In addition to the release of Windows 10 in 2015, Microsoft also introduced a servicing model for the OS and stated that it would release new features twice or three times a year.
As time went on, the frequency of these enhancements increased to twice yearly. Microsoft delayed the rollout of the second major Windows 10 update in the hopes that it would improve the user experience. Windows 10’s second “feature” update didn’t add any new functionality but rather refined what was included in the first update.
Microsoft has announced yet another major shift in the frequency of service updates with Windows 11. This time around, the tech giant promised to limit itself to “one major update per year,” instead delivering new features and improvements via the incremental updates released every month. These updates have previously taken the form of the Moment 1 and Moment 2 releases.
Some speculate that Microsoft will delay the release of Windows 11 Service Pack 2 (23H2) beyond the expected fall 2023 release date. As a matter of fact, Maintaining support for version 23H2, and it’s something we’ve covered before in our reports. The technology behemoth has now issued a statement confirming this.Written up in a blog the 28th of February, 2023.
Microsoft promised more feature updates for Windows 11 in the future, with the second one coming in the summer.

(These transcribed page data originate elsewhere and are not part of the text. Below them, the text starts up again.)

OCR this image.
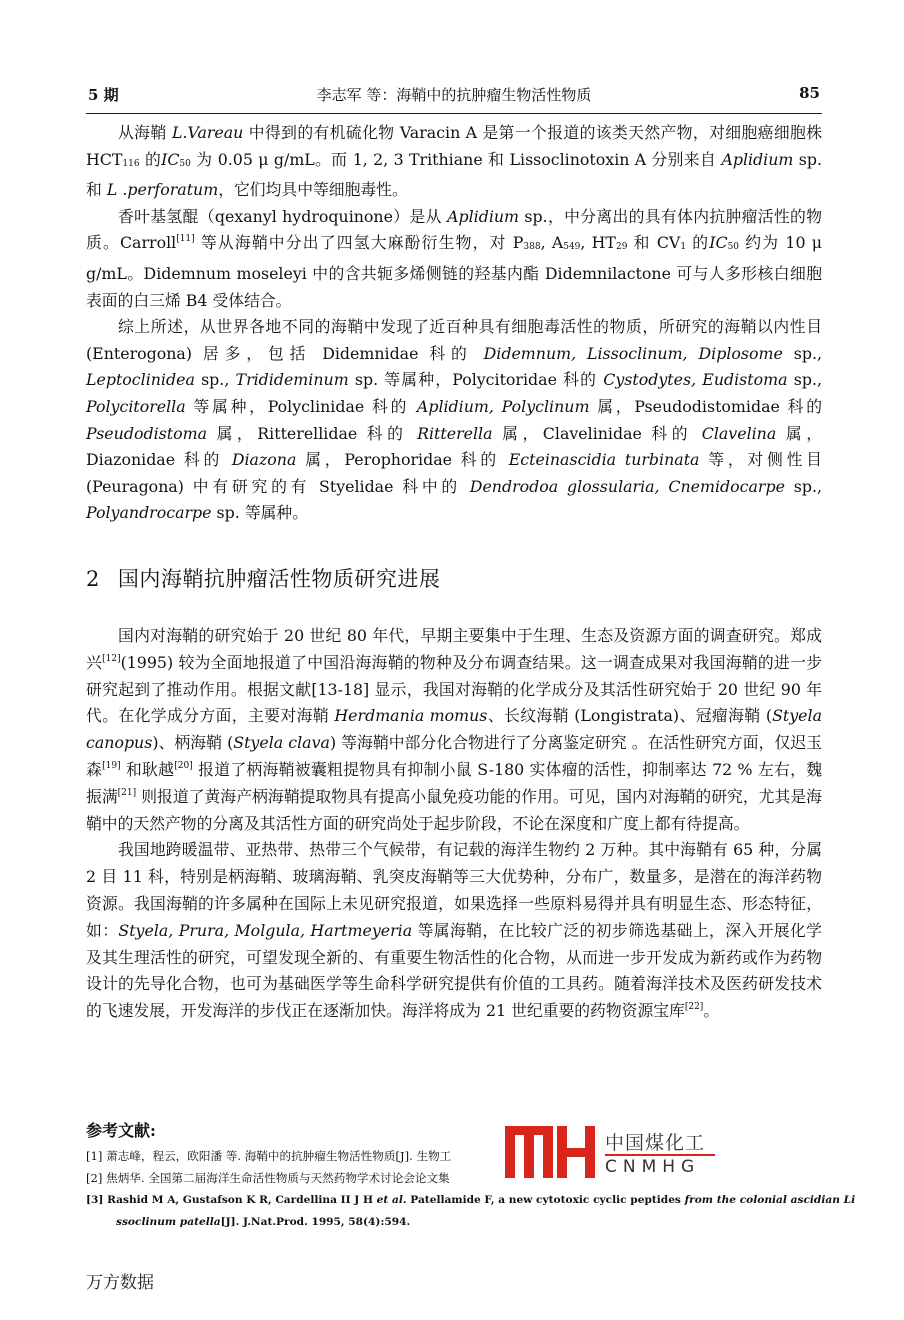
5 期	李志军 等：海鞘中的抗肿瘤生物活性物质	85

从海鞘 L.Vareau 中得到的有机硫化物 Varacin A 是第一个报道的该类天然产物，对细胞癌细胞株 $HCT_{116}$ 的$IC_{50}$ 为 0.05 μ g/mL。而 1, 2, 3 Trithiane 和 Lissoclinotoxin A 分别来自 Aplidium sp. 和 L .perforatum，它们均具中等细胞毒性。

香叶基氢醌（qexanyl hydroquinone）是从 Aplidium sp.，中分离出的具有体内抗肿瘤活性的物质。Carroll[11] 等从海鞘中分出了四氢大麻酚衍生物，对 $P_{388}$, $A_{549}$, $HT_{29}$ 和 $CV_1$ 的$IC_{50}$ 约为 10 μ g/mL。Didemnum moseleyi 中的含共轭多烯侧链的羟基内酯 Didemnilactone 可与人多形核白细胞表面的白三烯 B4 受体结合。

综上所述，从世界各地不同的海鞘中发现了近百种具有细胞毒活性的物质，所研究的海鞘以内性目 (Enterogona) 居多，包括 Didemnidae 科的 Didemnum, Lissoclinum, Diplosome sp., Leptoclinidea sp., Tridideminum sp. 等属种，Polycitoridae 科的 Cystodytes, Eudistoma sp., Polycitorella 等属种，Polyclinidae 科的 Aplidium, Polyclinum 属，Pseudodistomidae 科的 Pseudodistoma 属，Ritterellidae 科的 Ritterella 属，Clavelinidae 科的 Clavelina 属，Diazonidae 科的 Diazona 属，Perophoridae 科的 Ecteinascidia turbinata 等，对侧性目 (Peuragona) 中有研究的有 Styelidae 科中的 Dendrodoa glossularia, Cnemidocarpe sp., Polyandrocarpe sp. 等属种。

2 国内海鞘抗肿瘤活性物质研究进展

国内对海鞘的研究始于 20 世纪 80 年代，早期主要集中于生理、生态及资源方面的调查研究。郑成兴[12](1995) 较为全面地报道了中国沿海海鞘的物种及分布调查结果。这一调查成果对我国海鞘的进一步研究起到了推动作用。根据文献[13-18] 显示，我国对海鞘的化学成分及其活性研究始于 20 世纪 90 年代。在化学成分方面，主要对海鞘 Herdmania momus、长纹海鞘 (Longistrata)、冠瘤海鞘 (Styela canopus)、柄海鞘 (Styela clava) 等海鞘中部分化合物进行了分离鉴定研究 。在活性研究方面，仅迟玉森[19] 和耿越[20] 报道了柄海鞘被囊粗提物具有抑制小鼠 S-180 实体瘤的活性，抑制率达 72 % 左右，魏振满[21] 则报道了黄海产柄海鞘提取物具有提高小鼠免疫功能的作用。可见，国内对海鞘的研究，尤其是海鞘中的天然产物的分离及其活性方面的研究尚处于起步阶段，不论在深度和广度上都有待提高。

我国地跨暖温带、亚热带、热带三个气候带，有记载的海洋生物约 2 万种。其中海鞘有 65 种，分属 2 目 11 科，特别是柄海鞘、玻璃海鞘、乳突皮海鞘等三大优势种，分布广，数量多，是潜在的海洋药物资源。我国海鞘的许多属种在国际上未见研究报道，如果选择一些原料易得并具有明显生态、形态特征，如：Styela, Prura, Molgula, Hartmeyeria 等属海鞘，在比较广泛的初步筛选基础上，深入开展化学及其生理活性的研究，可望发现全新的、有重要生物活性的化合物，从而进一步开发成为新药或作为药物设计的先导化合物，也可为基础医学等生命科学研究提供有价值的工具药。随着海洋技术及医药研发技术的飞速发展，开发海洋的步伐正在逐渐加快。海洋将成为 21 世纪重要的药物资源宝库[22]。

参考文献:
[1] 萧志峰，程云，欧阳潘 等. 海鞘中的抗肿瘤生物活性物质[J]. 生物工
[2] 焦炳华. 全国第二届海洋生命活性物质与天然药物学术讨论会论文集
[3] Rashid M A, Gustafson K R, Cardellina II J H et al. Patellamide F, a new cytotoxic cyclic peptides from the colonial ascidian Li
ssoclinum patella[J]. J.Nat.Prod. 1995, 58(4):594.
中国煤化工
CNMHG
万方数据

“Feature update releases are tied to a support lifecycle: 24 months of support for Home and Pro editions and 36 months of support for Enterprise and Education editions,” Microsoft explained.
Windows 11 23H2 is based on version 22H2, says sources
Windows 11 23H2, due out this fall, is not a major upgrade to the operating system like 22H2. Instead, Windows 11 23H2 is built on the same platform as Windows 11 22H2, so users shouldn’t expect any major changes to the OS itself but should instead focus on the many quality enhancements that are sure to be included.

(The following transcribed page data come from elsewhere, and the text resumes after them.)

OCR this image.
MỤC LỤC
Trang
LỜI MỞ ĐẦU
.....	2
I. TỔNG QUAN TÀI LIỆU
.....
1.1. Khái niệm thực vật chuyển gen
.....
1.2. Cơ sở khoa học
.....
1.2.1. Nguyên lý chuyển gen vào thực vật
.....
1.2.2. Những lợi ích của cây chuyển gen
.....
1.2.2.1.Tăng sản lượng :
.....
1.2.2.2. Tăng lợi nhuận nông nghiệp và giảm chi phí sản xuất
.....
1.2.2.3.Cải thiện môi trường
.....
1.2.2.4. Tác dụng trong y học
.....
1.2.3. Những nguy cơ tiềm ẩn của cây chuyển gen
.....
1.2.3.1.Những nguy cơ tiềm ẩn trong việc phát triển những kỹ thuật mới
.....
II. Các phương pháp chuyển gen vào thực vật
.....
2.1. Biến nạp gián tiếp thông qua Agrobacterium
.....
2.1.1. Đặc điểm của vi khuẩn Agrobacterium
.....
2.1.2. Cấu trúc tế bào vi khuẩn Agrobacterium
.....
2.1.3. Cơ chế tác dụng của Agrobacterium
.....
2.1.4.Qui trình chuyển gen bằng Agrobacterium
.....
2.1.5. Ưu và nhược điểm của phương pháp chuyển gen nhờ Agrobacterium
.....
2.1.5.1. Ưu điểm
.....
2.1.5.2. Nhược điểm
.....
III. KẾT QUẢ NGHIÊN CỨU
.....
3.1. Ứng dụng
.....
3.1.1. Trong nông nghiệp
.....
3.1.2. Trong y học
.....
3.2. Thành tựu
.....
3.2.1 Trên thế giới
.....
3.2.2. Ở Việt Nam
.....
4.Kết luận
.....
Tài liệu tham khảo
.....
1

The “Nickel” platform update forms the basis for Windows 11 22H2. However, the Windows 11 version 23H2 release that was scrapped in favor of Windows 12 was going to be built on the Zinc platform.

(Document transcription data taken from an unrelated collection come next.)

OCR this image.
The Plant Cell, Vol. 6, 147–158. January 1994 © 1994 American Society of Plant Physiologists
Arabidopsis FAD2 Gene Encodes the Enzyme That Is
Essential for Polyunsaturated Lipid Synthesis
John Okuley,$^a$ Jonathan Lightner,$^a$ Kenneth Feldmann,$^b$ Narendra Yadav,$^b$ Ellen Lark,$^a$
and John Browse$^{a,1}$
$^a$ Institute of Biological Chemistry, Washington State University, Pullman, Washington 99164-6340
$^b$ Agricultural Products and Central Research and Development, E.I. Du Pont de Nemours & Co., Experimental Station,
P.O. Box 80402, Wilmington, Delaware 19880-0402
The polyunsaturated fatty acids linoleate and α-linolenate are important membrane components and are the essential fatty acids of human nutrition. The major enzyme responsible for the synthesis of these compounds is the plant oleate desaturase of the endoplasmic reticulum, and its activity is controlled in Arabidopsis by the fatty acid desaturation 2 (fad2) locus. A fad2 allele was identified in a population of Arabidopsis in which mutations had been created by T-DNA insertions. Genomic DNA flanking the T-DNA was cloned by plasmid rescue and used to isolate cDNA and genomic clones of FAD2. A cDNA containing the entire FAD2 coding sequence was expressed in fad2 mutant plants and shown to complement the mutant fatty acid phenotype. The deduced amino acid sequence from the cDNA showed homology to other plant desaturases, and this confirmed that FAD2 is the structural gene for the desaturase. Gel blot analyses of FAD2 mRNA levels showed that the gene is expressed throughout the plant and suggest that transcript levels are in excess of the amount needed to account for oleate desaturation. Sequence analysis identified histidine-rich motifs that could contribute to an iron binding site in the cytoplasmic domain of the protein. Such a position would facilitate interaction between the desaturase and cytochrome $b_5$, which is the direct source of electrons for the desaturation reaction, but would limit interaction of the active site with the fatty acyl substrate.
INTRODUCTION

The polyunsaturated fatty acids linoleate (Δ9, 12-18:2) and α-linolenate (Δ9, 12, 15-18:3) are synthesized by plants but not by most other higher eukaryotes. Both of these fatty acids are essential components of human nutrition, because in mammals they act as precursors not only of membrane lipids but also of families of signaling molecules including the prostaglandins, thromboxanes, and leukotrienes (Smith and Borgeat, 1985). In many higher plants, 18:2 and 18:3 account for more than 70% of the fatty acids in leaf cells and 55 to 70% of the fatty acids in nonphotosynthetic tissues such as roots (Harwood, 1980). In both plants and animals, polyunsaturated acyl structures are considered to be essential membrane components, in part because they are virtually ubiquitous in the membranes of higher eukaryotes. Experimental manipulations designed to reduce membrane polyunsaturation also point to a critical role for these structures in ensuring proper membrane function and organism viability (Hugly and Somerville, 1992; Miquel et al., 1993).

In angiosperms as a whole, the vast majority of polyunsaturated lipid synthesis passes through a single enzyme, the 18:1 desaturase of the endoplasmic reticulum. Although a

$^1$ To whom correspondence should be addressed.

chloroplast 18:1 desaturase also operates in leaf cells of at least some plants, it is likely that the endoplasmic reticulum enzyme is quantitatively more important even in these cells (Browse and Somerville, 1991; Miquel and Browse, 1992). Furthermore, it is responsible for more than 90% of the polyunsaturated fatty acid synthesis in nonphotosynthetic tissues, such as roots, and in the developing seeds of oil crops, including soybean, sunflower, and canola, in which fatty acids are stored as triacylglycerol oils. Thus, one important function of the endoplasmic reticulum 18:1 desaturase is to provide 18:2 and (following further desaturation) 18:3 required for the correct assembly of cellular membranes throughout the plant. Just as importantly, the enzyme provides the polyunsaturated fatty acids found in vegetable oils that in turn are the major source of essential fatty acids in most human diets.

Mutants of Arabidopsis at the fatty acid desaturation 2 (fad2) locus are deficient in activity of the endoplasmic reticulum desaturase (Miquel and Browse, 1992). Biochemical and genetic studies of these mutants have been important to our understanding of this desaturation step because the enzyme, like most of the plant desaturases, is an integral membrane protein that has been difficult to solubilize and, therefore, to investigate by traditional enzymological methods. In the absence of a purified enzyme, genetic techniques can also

Microsoft has decided to abandon Zinc in favor of Germanium for Windows 11, 23H2, while keeping the Nickel (22H2) platform in use for future releases. As a result, version 23H2 will focus more on incremental enhancements than radical alterations.
You can look forward to some cool swag, such as a upgraded File Manager Microsoft has recently hinted at.
Microsoft may have plans to use an enablement package (a service pack-like update) to transform 22H2 into 23H2 by re-enabling features that had been disabled in previous versions of Windows.
When the rollout begins later this year, Microsoft will add features from 23H2 to 22H2, and users will be able to activate them by toggling the aforementioned switch. This also means the same cumulative updates will be applied to both Windows 11 22H2 and Windows 11 version 23H2.